Most of these fungi are anthropophilic meaning that it specifically infects humans and is easily transmitted from one person to another. It causes a mild but chronic inflammation of the skin. There are other Trichophyton species that may also be responsible but are far less common. T. verrucosum is a zoophilic fungus that originates in cattle but can infect humans who come into close contact with the animal on a regular basis. Some Trichophyton species are geophilic, meaning that it originates from the soil but can infect humans and animals.
The Microsporum genus of fungi are the other common dermatophytes that responsible for fungal infections of human skin, nails and hair. Common Microsporum species include M. audouinii, M. ferrugineum, M. canis, M. nanum, M. distortum and M. gypseum. Some of these species are anthropophilic (human), zoophilic (animal) or geophilic (soil) fungi.
However, the important point to note about these fungi are the zoophilic species which have become increasingly common sources of infections. Microsporum canis originates from dogs and cats but can infect humans who are in close contact with humans. It causes a marked inflammatory reaction in humans but often it is a short lived infection that ends quickly. M. nanum originates in pigs and M. distortum is a variant of M. canis that originates in cats.
The Epidermophyton genus contains two species and only one, E. floccosum, infects humans. It is an anthropophilic organisms meaning that it has a predilection for humans. E. floccosum is present throughout the world and is an important cause of athlete’s foot (tinea pedis), jock itch (tinea cruris), body ringworm (tinea corporis) and fungal nail infections (onychomycosis). It does not appear to invade human scalp hair (tinea capitis). However, in people with a weakened immune system (immunocompromised), these fungi can invade deeper tissue as with most dermatophytes.
The genus Candida are yeasts and the most commonly known species is Candida albicans. Other lesser known species includes C. tropicalis, C. parapsilosis, C. glabrata and C. guilliermondii. It is naturally found on humans, primarily in the digestive tract, but does not usually cause an infection unless a person is immunocompromised. Sometimes an overgrowth can occur when the natural environment where it exists is altered in a way that allows it to thrive unchecked.
Candidiasis of the skin is not common when compared to fungal skin infections caused by dermatophytes (dermatophytosis). When candidal skin infections do occur, it is mainly at sites where the deeper living tissue is exposed. This may be seen at the body folds where the skin is inflamed and even eroded in severe cases. Apart from a weakened immune system as in AIDS, these candidal skin infections also commonly arises in diabetics and people who are obese. It may also be responsible for some cases of diaper rash.
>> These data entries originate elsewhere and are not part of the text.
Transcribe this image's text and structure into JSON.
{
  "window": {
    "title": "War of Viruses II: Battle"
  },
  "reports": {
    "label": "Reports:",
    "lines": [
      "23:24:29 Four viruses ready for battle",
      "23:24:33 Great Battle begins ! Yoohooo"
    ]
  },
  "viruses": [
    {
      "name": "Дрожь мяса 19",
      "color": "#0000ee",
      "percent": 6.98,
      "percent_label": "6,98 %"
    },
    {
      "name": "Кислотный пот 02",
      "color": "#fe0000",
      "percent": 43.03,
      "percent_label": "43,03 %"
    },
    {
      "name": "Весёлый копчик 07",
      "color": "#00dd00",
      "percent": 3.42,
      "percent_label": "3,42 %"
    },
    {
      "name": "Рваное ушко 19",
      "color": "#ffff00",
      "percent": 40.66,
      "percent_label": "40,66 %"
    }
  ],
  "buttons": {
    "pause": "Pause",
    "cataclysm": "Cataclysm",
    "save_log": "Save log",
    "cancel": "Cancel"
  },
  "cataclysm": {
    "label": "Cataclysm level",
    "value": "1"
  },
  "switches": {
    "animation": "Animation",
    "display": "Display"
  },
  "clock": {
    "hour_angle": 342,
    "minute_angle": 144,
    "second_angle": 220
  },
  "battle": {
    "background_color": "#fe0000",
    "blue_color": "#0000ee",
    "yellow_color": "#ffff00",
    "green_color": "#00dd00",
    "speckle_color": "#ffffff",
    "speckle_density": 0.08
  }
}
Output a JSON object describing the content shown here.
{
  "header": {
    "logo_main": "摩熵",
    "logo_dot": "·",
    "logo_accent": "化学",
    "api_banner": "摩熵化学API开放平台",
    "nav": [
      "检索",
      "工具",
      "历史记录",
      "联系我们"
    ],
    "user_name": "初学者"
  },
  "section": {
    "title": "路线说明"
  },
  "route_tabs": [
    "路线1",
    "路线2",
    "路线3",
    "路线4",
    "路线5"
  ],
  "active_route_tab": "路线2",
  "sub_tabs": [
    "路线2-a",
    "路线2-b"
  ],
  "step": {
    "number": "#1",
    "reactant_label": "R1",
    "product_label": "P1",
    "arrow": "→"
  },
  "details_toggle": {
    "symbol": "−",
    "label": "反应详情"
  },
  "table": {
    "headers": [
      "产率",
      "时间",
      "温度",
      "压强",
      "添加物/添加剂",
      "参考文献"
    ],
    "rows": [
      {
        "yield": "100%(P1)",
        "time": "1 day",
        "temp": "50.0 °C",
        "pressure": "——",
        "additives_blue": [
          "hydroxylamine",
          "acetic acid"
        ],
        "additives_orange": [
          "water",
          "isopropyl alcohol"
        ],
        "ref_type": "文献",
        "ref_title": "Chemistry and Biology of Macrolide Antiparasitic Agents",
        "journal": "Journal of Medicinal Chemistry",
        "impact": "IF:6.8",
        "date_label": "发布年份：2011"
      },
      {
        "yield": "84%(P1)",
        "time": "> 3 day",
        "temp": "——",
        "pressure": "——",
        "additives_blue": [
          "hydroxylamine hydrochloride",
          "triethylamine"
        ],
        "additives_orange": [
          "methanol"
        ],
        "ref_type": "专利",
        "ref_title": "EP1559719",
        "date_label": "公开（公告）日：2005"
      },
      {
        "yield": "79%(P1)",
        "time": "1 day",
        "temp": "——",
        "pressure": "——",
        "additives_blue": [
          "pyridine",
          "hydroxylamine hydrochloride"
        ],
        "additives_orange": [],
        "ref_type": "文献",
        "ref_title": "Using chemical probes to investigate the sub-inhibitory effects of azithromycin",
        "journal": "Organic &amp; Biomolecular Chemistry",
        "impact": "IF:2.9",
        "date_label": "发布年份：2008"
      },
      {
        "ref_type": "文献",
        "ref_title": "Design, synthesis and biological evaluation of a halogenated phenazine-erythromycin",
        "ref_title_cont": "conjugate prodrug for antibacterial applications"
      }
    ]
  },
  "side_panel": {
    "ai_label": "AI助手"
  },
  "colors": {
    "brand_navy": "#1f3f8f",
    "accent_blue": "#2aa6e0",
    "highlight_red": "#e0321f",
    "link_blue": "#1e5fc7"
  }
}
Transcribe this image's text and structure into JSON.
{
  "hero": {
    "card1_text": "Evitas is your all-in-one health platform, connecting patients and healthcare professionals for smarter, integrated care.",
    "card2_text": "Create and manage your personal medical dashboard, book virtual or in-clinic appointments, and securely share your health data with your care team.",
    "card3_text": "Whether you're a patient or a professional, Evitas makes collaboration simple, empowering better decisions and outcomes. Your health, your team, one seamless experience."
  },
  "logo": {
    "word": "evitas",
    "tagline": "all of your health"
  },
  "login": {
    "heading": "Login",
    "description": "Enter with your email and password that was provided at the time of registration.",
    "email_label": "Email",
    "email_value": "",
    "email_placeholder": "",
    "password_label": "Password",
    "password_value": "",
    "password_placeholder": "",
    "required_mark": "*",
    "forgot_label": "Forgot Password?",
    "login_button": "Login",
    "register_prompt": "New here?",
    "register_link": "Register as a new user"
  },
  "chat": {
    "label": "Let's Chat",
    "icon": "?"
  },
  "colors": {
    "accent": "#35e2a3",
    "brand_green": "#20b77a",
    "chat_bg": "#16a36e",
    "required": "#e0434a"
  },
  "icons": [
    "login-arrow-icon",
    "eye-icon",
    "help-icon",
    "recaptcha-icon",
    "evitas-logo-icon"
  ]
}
The Malassezia genus of fungi are naturally found on human skin, along with other yeasts and various bacteria. But in the vast majority of cases it does not cause any problems. It is the combination of other microbes on the skin (skin microflora) that keeps the Malassezia yeast in check. However, these fungi can cause skin and scalp problems like tinea versiclor, seborrheic dermatitis and dandruff. Previously the Malassezia genus was known as Pityrosporum and the term pityriasis is still used to refer to infections by these fungi.
Although Malassezia fungi can become pathogenic and infect the skin, it usually causes a very superficial infection in that it is largely restricted to the outermost layers of the epidermis. However, these fungi may also serve to cause skin and scalp problems in other ways. It is believed that an overgrowth of Malassezia fungi and an abnormal immune response to its presence on the skin may be the mechanism behind seborrheic dermatitis and dandruff. It is among one of the most common fungal skin conditions seen in people living with AIDS.